Muetzelfeldt, M., Zhang, Z., Plant, B., Woollings, T., Christensen, H. (2023): Towards a probabilistic parametrisation of Mesoscale Convective Systems, XXVIII General Assembly of the International Union of Geodesy and Geophysics (IUGG) (Berlin 2023).
https://doi.org/10.57757/IUGG23-4592


Cite as: https://gfzpublic.gfz-potsdam.de/pubman/item/item_5021002
Abstract
A Mesoscale Convective System (MCS) is an organisation of many convective thunderstorms, each a few km in scale, into a coherent entity on scales of hundreds of km. Global numerical weather prediction models and climate models cannot represent MCS. These models operate in the 'grey zone' where the phenomenon occurs at scales similar to the grid scale. This means that MCS are not fully resolved, but cannot be parametrised using conventional approaches, which assume that the unresolved process occurs on scales much smaller than the grid scale.
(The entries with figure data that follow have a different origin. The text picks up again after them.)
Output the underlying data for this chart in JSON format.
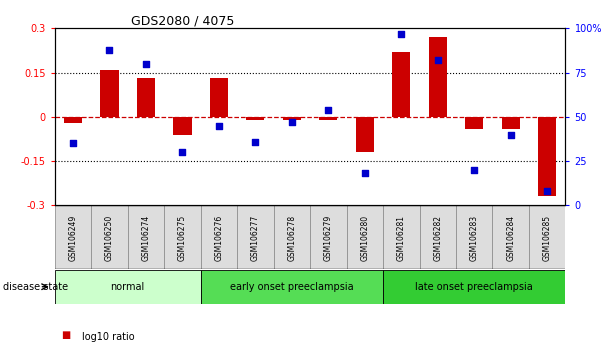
{
  "title": "GDS2080 / 4075",
  "samples": [
    "GSM106249",
    "GSM106250",
    "GSM106274",
    "GSM106275",
    "GSM106276",
    "GSM106277",
    "GSM106278",
    "GSM106279",
    "GSM106280",
    "GSM106281",
    "GSM106282",
    "GSM106283",
    "GSM106284",
    "GSM106285"
  ],
  "log10_ratio": [
    -0.02,
    0.16,
    0.13,
    -0.06,
    0.13,
    -0.01,
    -0.01,
    -0.01,
    -0.12,
    0.22,
    0.27,
    -0.04,
    -0.04,
    -0.27
  ],
  "percentile_rank": [
    35,
    88,
    80,
    30,
    45,
    36,
    47,
    54,
    18,
    97,
    82,
    20,
    40,
    8
  ],
  "disease_groups": [
    {
      "label": "normal",
      "start": 0,
      "end": 4,
      "color": "#ccffcc"
    },
    {
      "label": "early onset preeclampsia",
      "start": 4,
      "end": 9,
      "color": "#55dd55"
    },
    {
      "label": "late onset preeclampsia",
      "start": 9,
      "end": 14,
      "color": "#33cc33"
    }
  ],
  "bar_color": "#cc0000",
  "dot_color": "#0000cc",
  "zero_line_color": "#cc0000",
  "grid_color": "#000000",
  "ylim_left": [
    -0.3,
    0.3
  ],
  "ylim_right": [
    0,
    100
  ],
  "yticks_left": [
    -0.3,
    -0.15,
    0,
    0.15,
    0.3
  ],
  "yticks_right": [
    0,
    25,
    50,
    75,
    100
  ],
  "ytick_labels_right": [
    "0",
    "25",
    "50",
    "75",
    "100%"
  ],
  "bar_width": 0.5,
  "dot_size": 22,
  "background_color": "#ffffff",
  "sample_box_color": "#dddddd",
  "sample_box_edge": "#888888"
}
In this presentation I will outline progress towards developing a new probabilistic (i.e. stochastic) parametrisation of MCS. Our focus is on capturing the upscale dynamical impacts of such systems. We combine a new global satellite-derived database of MCS with analysis products to assess the predictability of MCS formation and evolution conditioned on the large scales, to make the scheme state-dependent. I will describe preliminary tests of the scheme in the UK Met Office’s Unified Model, coupled to the new CoMorph convection scheme, and outline plans for further developments.